April 24, 2018 / 12:22 PM / 3 months ago

LVMH's eyewear venture looks to triple production

LONGARONE, Italy (Reuters) - A joint venture between Dior-owner LVMH (LVMH.PA) and Italy’s Marcolin could triple its production of glasses over time as its portfolio of brands expands.

LVMH last year followed in the steps of rival Kering (PRTP.PA), which decided in 2014 to bring its eyewear business in house to increase control and pocket profit margins previously left to licensees.

The shift in strategy has dealt a blow to Italy’s Safilo (SFLG.MI) - the world’s second-largest eyewear manufacturer behind domestic rival Luxottica (LUX.MI) - which was already suffering from the loss of Kering’s Gucci license.

Safilo in December lost LVMH’s Celine brand to the new joint venture and is seen at risk of losing Christian Dior and other prestigious brands owned by the French luxury goods group after 2020.

The Thelios joint venture, 51 percent owned by LVMH, could potentially boost production to 4.5 million pieces a year from 1.5 million currently, CEO Giovanni Zoppas said.

LVMH Managing Director Toni Belloni said the group’s brands had freedom in their licensing choices but added Thelios would become what he termed a privileged partner.

“Some of the most important licenses are due to expire in 2020 and in the following two years, which is a timeframe consistent with Thelios’ learning curve,” Belloni said.

Safilo’s Dior license expires in December 2020, Givenchy in 2021, Fendi in 2022 and Marc Jacobs in 2024.

The joint venture inaugurated on Tuesday an 8,000 square meter plant in Longarone, northeast Italy, an area famous for eyewear manufacturing.

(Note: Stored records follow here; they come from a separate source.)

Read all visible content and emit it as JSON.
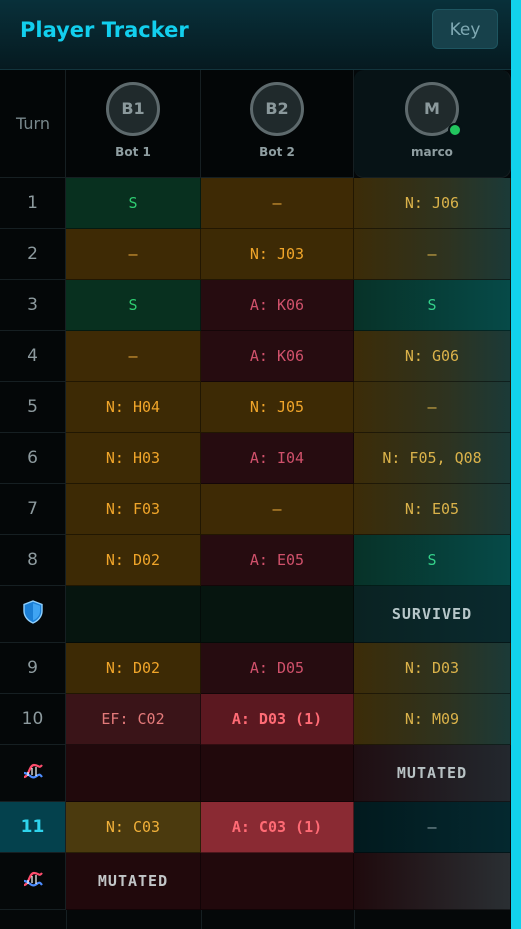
{
  "header": {
    "title": "Player Tracker",
    "key_label": "Key"
  },
  "columns": {
    "turn_label": "Turn",
    "players": [
      {
        "initials": "B1",
        "name": "Bot 1",
        "online": false
      },
      {
        "initials": "B2",
        "name": "Bot 2",
        "online": false
      },
      {
        "initials": "M",
        "name": "marco",
        "online": true
      }
    ]
  },
  "rows": [
    {
      "turn": "1",
      "cells": [
        "S",
        "—",
        "N: J06"
      ]
    },
    {
      "turn": "2",
      "cells": [
        "—",
        "N: J03",
        "—"
      ]
    },
    {
      "turn": "3",
      "cells": [
        "S",
        "A: K06",
        "S"
      ]
    },
    {
      "turn": "4",
      "cells": [
        "—",
        "A: K06",
        "N: G06"
      ]
    },
    {
      "turn": "5",
      "cells": [
        "N: H04",
        "N: J05",
        "—"
      ]
    },
    {
      "turn": "6",
      "cells": [
        "N: H03",
        "A: I04",
        "N: F05, Q08"
      ]
    },
    {
      "turn": "7",
      "cells": [
        "N: F03",
        "—",
        "N: E05"
      ]
    },
    {
      "turn": "8",
      "cells": [
        "N: D02",
        "A: E05",
        "S"
      ]
    },
    {
      "event": "shield-icon",
      "label": "SURVIVED"
    },
    {
      "turn": "9",
      "cells": [
        "N: D02",
        "A: D05",
        "N: D03"
      ]
    },
    {
      "turn": "10",
      "cells": [
        "EF: C02",
        "A: D03 (1)",
        "N: M09"
      ]
    },
    {
      "event": "dna-icon",
      "label": "MUTATED"
    },
    {
      "turn": "11",
      "current": true,
      "cells": [
        "N: C03",
        "A: C03 (1)",
        "—"
      ]
    },
    {
      "event": "dna-icon",
      "label": "MUTATED"
    }
  ],
  "colors": {
    "accent": "#12cfee",
    "survived": "#2ecc71",
    "neutral": "#f0a52a",
    "attack": "#d0516b",
    "online": "#22c55e"
  }
}
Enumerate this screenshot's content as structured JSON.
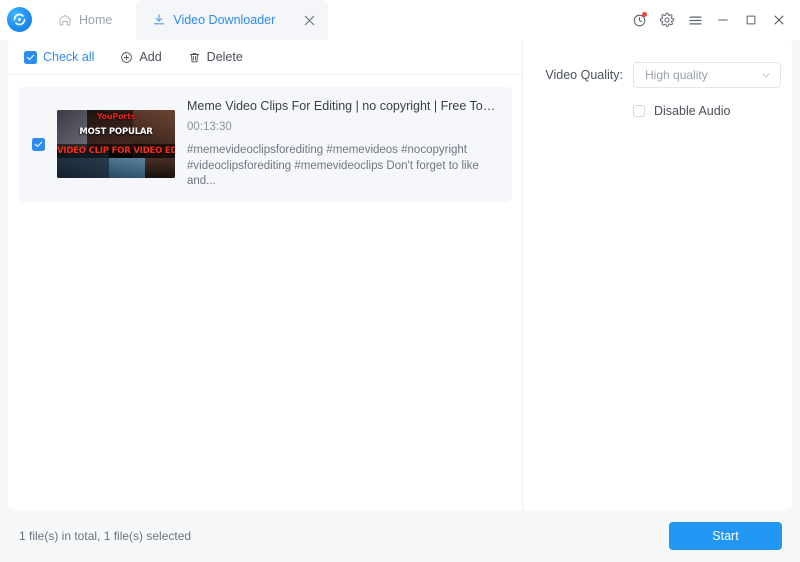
{
  "window": {
    "logo_icon": "app-logo-refresh-icon",
    "controls": [
      {
        "name": "history-icon",
        "glyph": "history",
        "badge": true
      },
      {
        "name": "settings-gear-icon",
        "glyph": "gear",
        "badge": false
      },
      {
        "name": "menu-icon",
        "glyph": "hamburger",
        "badge": false
      },
      {
        "name": "minimize-icon",
        "glyph": "minimize",
        "badge": false
      },
      {
        "name": "maximize-icon",
        "glyph": "maximize",
        "badge": false
      },
      {
        "name": "close-icon",
        "glyph": "close",
        "badge": false
      }
    ]
  },
  "tabs": {
    "home": {
      "label": "Home",
      "icon": "home-icon"
    },
    "active": {
      "label": "Video Downloader",
      "icon": "download-icon",
      "close": "✕"
    }
  },
  "toolbar": {
    "check_all": "Check all",
    "add": "Add",
    "delete": "Delete",
    "add_icon": "plus-circle-icon",
    "delete_icon": "trash-icon"
  },
  "list": {
    "items": [
      {
        "checked": true,
        "title": "Meme Video Clips For Editing | no copyright | Free To Used",
        "duration": "00:13:30",
        "description": "#memevideoclipsforediting #memevideos #nocopyright #videoclipsforediting #memevideoclips Don't forget to like and...",
        "thumbnail": {
          "top_text": "YouPorts",
          "mid_text": "MOST POPULAR",
          "band_text": "VIDEO CLIP FOR VIDEO EDITING"
        }
      }
    ]
  },
  "options": {
    "quality_label": "Video Quality:",
    "quality_value": "High quality",
    "disable_audio_label": "Disable Audio",
    "disable_audio_checked": false
  },
  "footer": {
    "status": "1 file(s) in total, 1 file(s) selected",
    "start": "Start"
  },
  "colors": {
    "accent": "#2d8cf0",
    "start_button": "#2196f3",
    "badge": "#f0453a",
    "row_bg": "#f5f7fb",
    "app_bg": "#f6f8fa"
  }
}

Thelios could more than double the plant’s size if needed, Zoppas said.

The venture employs around 250 people, of which 100 work at Longarone.

In addition to Celine, Thelios’ portfolio includes at present Loewe and Fred.

“If we remained with three brands we would very disappointed ... we’re determined to add more,” Belloni said.

The executive said LVMH had no plans to raise its 10 percent stake in Marcolin.